I’m so happy that designer and author Donna Druchunas has agreed to post about the inspiration for her new book Ethnic Knitting Exploration: Lithuania, Iceland, and Ireland. Her take on knitting and history is fascinating and is colored by family ties, a deep passion for knowing how things begin, and a strong sense of empowering women.Â Take it away, Donna!
Hi Amy, thanks for being part of my blog tour! Today I’d like to talk a bit about why I love historical knitting techniques so much, and why I want to share them with knitters everywhere.
I’m not a traditionalist, in the sense that I don’t think old knitting techniques are better than new ones and I don’t disdain couture fashion, or even outlandish design. I love designers like Nicky Epstein and Annie Modesitt who have such a flair for the flamboyant and whose designs would be at home on New York and Paris runways. I love innovation and experimentation and I really enjoy being inspired by designers who take knitting in new directions, like Debbie New, in her book Unexpected Knitting and Norah Gaughan in Knitting Nature.
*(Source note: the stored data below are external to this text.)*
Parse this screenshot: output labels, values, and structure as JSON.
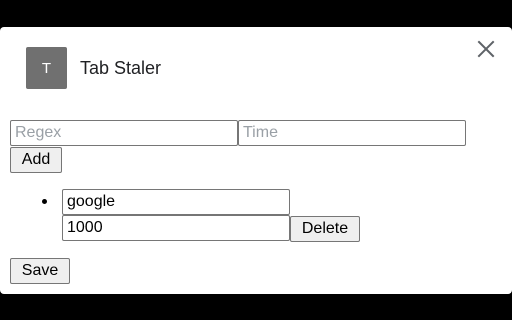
{
  "header": {
    "icon_letter": "T",
    "title": "Tab Staler"
  },
  "form": {
    "regex_placeholder": "Regex",
    "time_placeholder": "Time",
    "add_label": "Add"
  },
  "rules": [
    {
      "regex": "google",
      "time": "1000",
      "delete_label": "Delete"
    }
  ],
  "footer": {
    "save_label": "Save"
  }
}
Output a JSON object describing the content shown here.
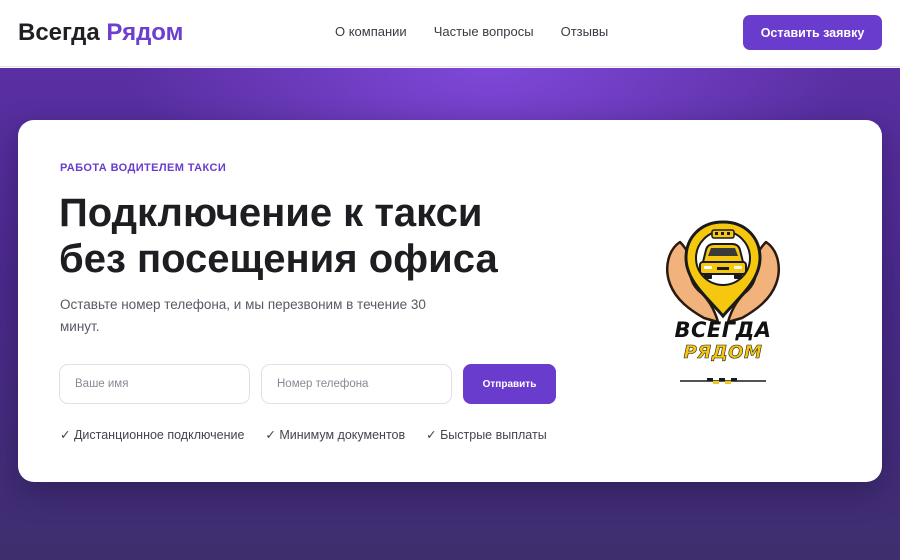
{
  "header": {
    "brand_part1": "Всегда",
    "brand_part2": "Рядом",
    "nav": [
      "О компании",
      "Частые вопросы",
      "Отзывы"
    ],
    "cta_label": "Оставить заявку"
  },
  "hero": {
    "eyebrow": "РАБОТА ВОДИТЕЛЕМ ТАКСИ",
    "title_line1": "Подключение к такси",
    "title_line2": "без посещения офиса",
    "subtitle": "Оставьте номер телефона, и мы перезвоним в течение 30 минут.",
    "form": {
      "name_placeholder": "Ваше имя",
      "phone_placeholder": "Номер телефона",
      "submit_label": "Отправить"
    },
    "features": [
      "✓ Дистанционное подключение",
      "✓ Минимум документов",
      "✓ Быстрые выплаты"
    ]
  },
  "logo": {
    "line1": "ВСЕГДА",
    "line2": "РЯДОМ",
    "icon": "taxi-hands-logo"
  },
  "colors": {
    "accent": "#6a3ccd",
    "brand_purple": "#6d3fcf",
    "taxi_yellow": "#f6c70f",
    "hero_bg": "#4b2a8c"
  }
}
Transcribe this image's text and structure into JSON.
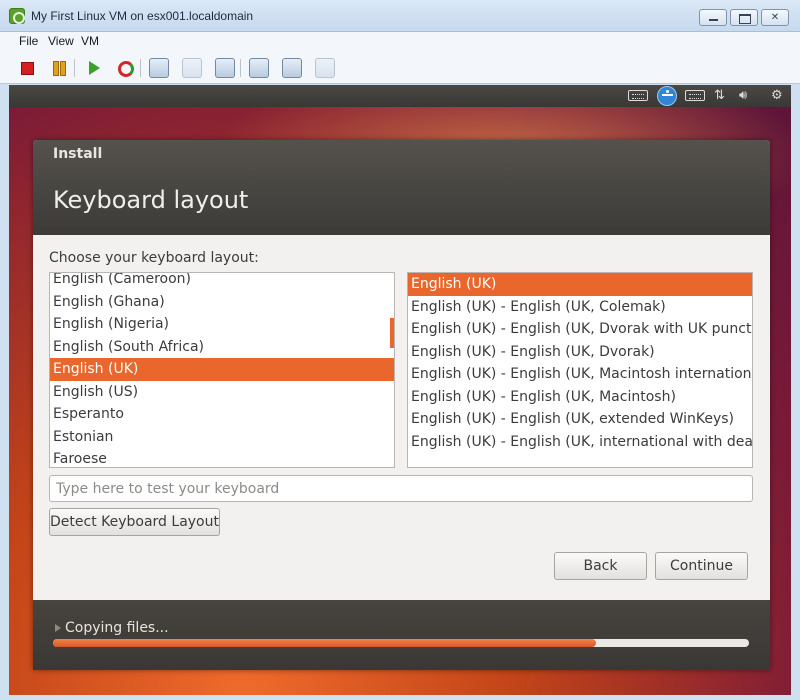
{
  "window": {
    "title": "My First Linux VM on esx001.localdomain"
  },
  "menu": {
    "items": [
      "File",
      "View",
      "VM"
    ]
  },
  "toolbar": {
    "icons": [
      "stop-icon",
      "pause-icon",
      "play-icon",
      "reset-icon",
      "snapshot-icon",
      "revert-snapshot-icon",
      "snapshot-manager-icon",
      "edit-settings-icon",
      "console-icon",
      "connect-device-icon"
    ]
  },
  "indicator_bar": {
    "icons": [
      "keyboard-icon",
      "accessibility-icon",
      "keyboard-layout-icon",
      "network-icon",
      "volume-icon",
      "settings-gear-icon"
    ]
  },
  "installer": {
    "window_label": "Install",
    "title": "Keyboard layout",
    "choose_label": "Choose your keyboard layout:",
    "layouts": [
      "English (Cameroon)",
      "English (Ghana)",
      "English (Nigeria)",
      "English (South Africa)",
      "English (UK)",
      "English (US)",
      "Esperanto",
      "Estonian",
      "Faroese"
    ],
    "selected_layout": "English (UK)",
    "variants": [
      "English (UK)",
      "English (UK) - English (UK, Colemak)",
      "English (UK) - English (UK, Dvorak with UK punctuatio",
      "English (UK) - English (UK, Dvorak)",
      "English (UK) - English (UK, Macintosh international)",
      "English (UK) - English (UK, Macintosh)",
      "English (UK) - English (UK, extended WinKeys)",
      "English (UK) - English (UK, international with dead key"
    ],
    "selected_variant": "English (UK)",
    "test_placeholder": "Type here to test your keyboard",
    "detect_button": "Detect Keyboard Layout",
    "back_button": "Back",
    "continue_button": "Continue",
    "progress_label": "Copying files...",
    "progress_fraction": 0.78
  },
  "colors": {
    "accent": "#e9662c",
    "header_dark": "#3c3b37"
  }
}
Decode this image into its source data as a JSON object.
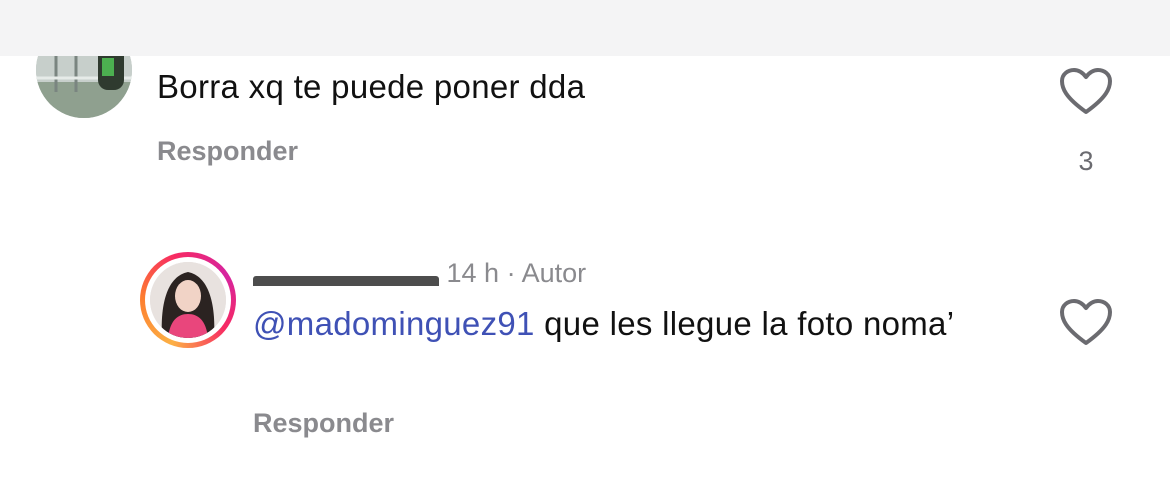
{
  "comment_1": {
    "text": "Borra xq te puede poner dda",
    "reply_label": "Responder",
    "like_count": "3",
    "like_icon": "heart-outline-icon"
  },
  "comment_2": {
    "time": "14 h",
    "separator": "·",
    "author_tag": "Autor",
    "mention": "@madominguez91",
    "text": " que les llegue la foto noma’",
    "reply_label": "Responder",
    "like_icon": "heart-outline-icon"
  },
  "colors": {
    "text": "#111111",
    "secondary": "#8a8a8e",
    "mention": "#3f51b5",
    "story_ring_start": "#fcb045",
    "story_ring_end": "#d6249f"
  }
}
I don’t think life was better in the good old days when women had to spend every waking hour spinning yarn and thread to make clothing, bed linens, and curtains. Although life may have seemed quaint and simple in times past, it was laborious and dangerous. Without so many simple things that we take for granted, such as safety razors, antibiotics, and tetanus shots, small injuries could quickly lead to serious illness and even death. So I’m a fan of modernity, science, and technology. I’m so glad there are machines to make my sheets and curtains and blue-jeans! I’m also a sci-fi geek who loves thinking about the amazing possibilities that lie in the future.
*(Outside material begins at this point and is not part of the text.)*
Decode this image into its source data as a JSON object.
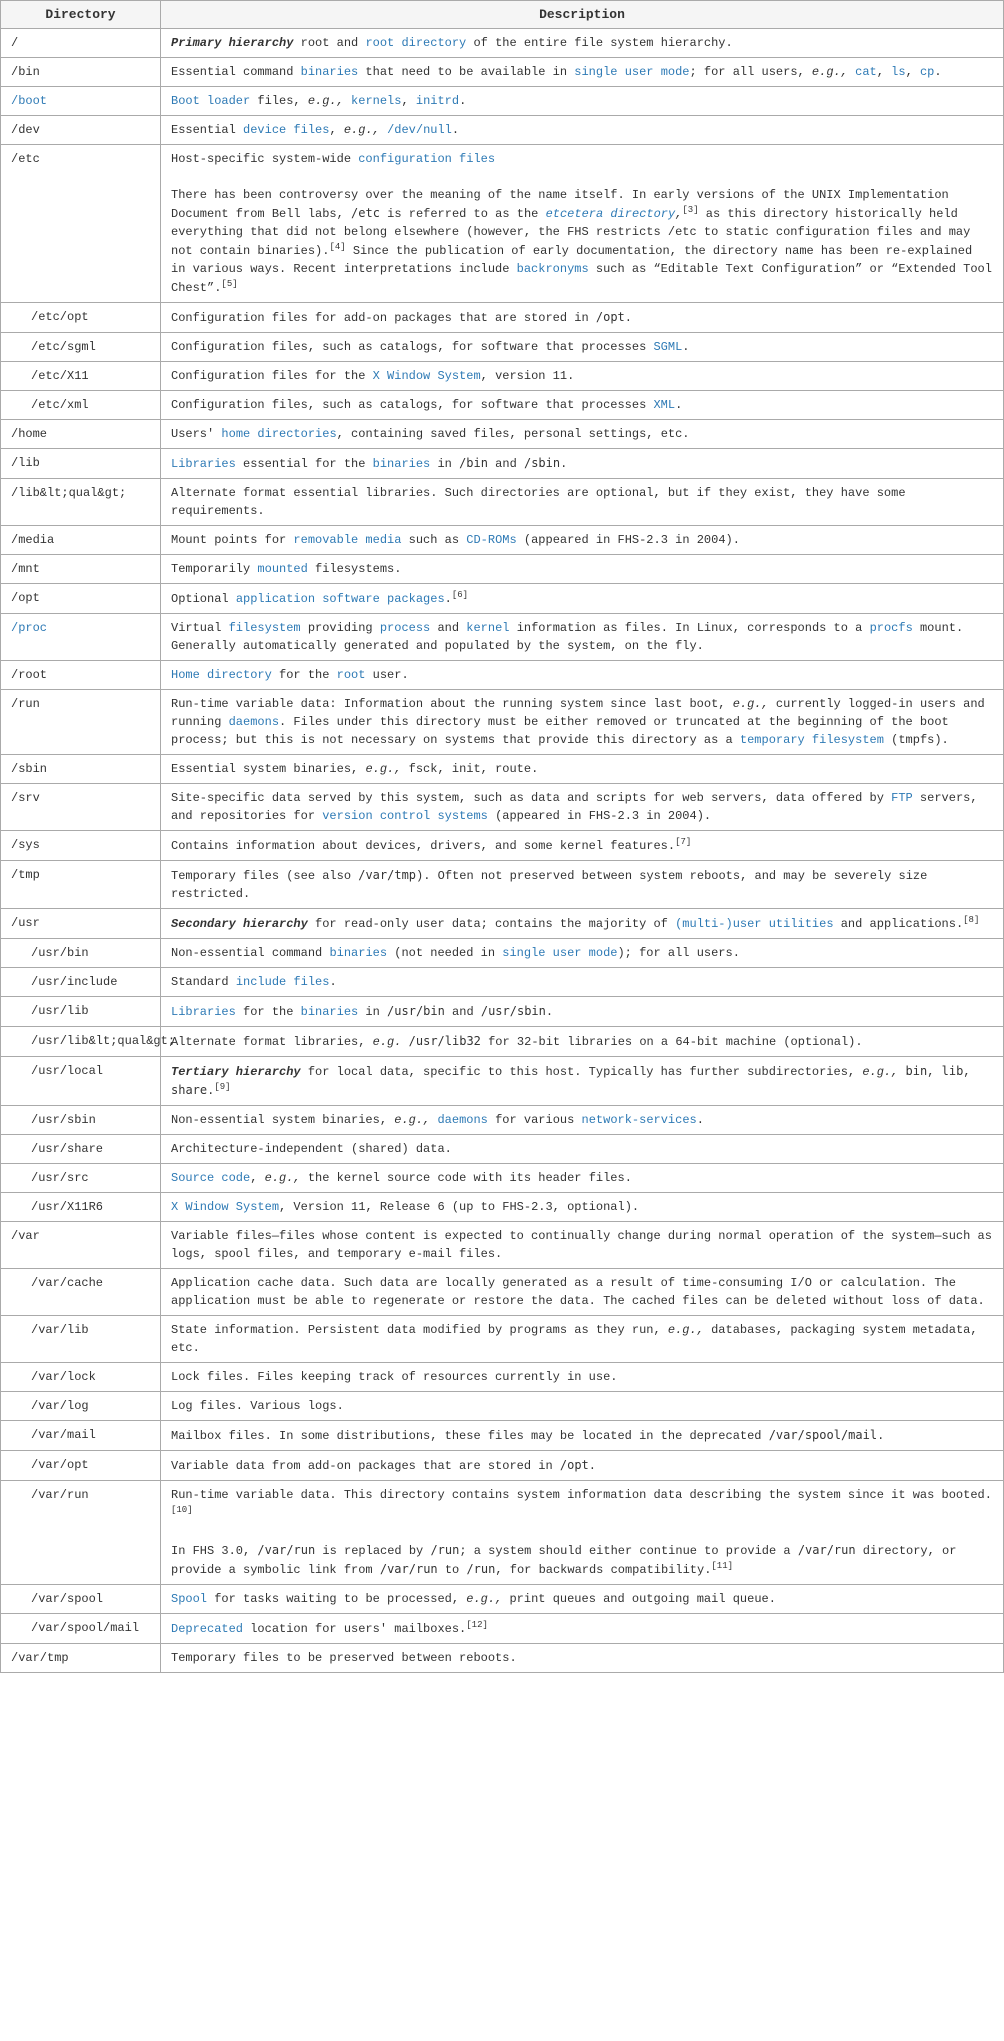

So why do I focus on old techniques and designs? Why do my personal knitting adventures take me to the past? I’m not sure I have a logical explanation.
When I look around my house, I find that I surround myself with old things. My grandmother’s wine glasses, my grandfather’s pots and pans, pictures that were passed down to me from family members. My home is warmed with afghans made by my mother-in-law and grandmother. I have so many, I’ve yet to make one myself. I wear sweaters my mother and grandmother made more often than I wear garments that I made myself. And I adorn myself with amber beads passed down to me from a greatÂ grandmother and rings, earrings, and pendants that belonged to family members who are now gone. Something in my makeup ties me to the past, even though I am very glad to live in the present, and I look forward to the future.
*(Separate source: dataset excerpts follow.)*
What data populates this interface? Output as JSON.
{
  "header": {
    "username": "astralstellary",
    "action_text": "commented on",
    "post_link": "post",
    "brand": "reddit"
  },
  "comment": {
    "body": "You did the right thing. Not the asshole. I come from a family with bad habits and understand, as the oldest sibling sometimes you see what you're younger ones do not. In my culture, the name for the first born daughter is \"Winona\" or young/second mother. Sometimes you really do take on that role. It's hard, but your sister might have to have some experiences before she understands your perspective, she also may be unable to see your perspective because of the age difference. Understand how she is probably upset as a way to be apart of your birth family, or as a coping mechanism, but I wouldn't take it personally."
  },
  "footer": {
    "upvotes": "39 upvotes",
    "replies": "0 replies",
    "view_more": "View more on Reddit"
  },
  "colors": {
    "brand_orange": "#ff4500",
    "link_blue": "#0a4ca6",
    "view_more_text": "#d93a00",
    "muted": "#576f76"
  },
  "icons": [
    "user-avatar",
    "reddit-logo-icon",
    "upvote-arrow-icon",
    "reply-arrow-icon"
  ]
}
When I read about knitting, I find that I am most attracted to books and articles about the past. I wonder how someone figured out that a purl stitch is really a knit stitch made from the wrong side of the fabric. Who first thought of crossing stitches and knitting them out of order to form a cable pattern? How on earth did Victorian knitters design such elaborate lace projects without charting them? Why did women in times past knit elaborate garments, often at fine gauges that we would never consider today, to be hidden beneath layers of woven clothing and worn as underwear? Why did they spend so much time on simple accessories like socks and mittens, also knitting them at fine gauges and often with detailed colorwork or lace patterning, when they had so much other manual labor to do? I wonder what life was like for these women, who lived and died before my grandparents and great grandparents were born, when life was very rigid and social codes were strict. How could they find any joy or fulfillment living under such constrained conditions and with so much work to do? What would I have become if I had lived then?
By writing about and teaching traditional knitting techniques, I feel like I am giving immortality and meaning to the lives of so many amazing but anonymous women who have not been honored by history. Women have always held society and families together, we have been the glue that holds things together (behind every strong man is a strong woman, as they say), we have fought against slavery and for freedom and civil rights, even when we were not allowed to vote ourselves. In my small way, I feel like my work is honoring women’s work and women’s contributions to society that have so often been ignored and belittled by those in power, by those writing the history books, by those who decided what was “important.” Even today, women are still not honored or respected in many cultures around the globe, often including our own. I cant’ help thinking of George W. Bush signing an anti-abortion bill into law, surrounded by a cadre of old white men, all grinning from ear to ear, successful (for the moment) in maintaining one degree of male power over women. And this makes me want to do whatever I can to support, honor, and strengthen the position of women today, so these things do not continue to happen in the future. The women of the past may not have agreed with my progressive values, but I hope they realized that their lives and work were worthy of attention and honor and that they were — and are — important to society in many, many ways.
I suppose I look to both the past and the future for my inspiration, both in knitting and in life. In the future I see possibility. In the past I see possibility as well. The possibility to overcome oppression. The possibility to create change. The possibility to embrace diversity and opportunity. We’ve come a long way, baby! But there’s still a long way to go. Maybe knitting can help us get there.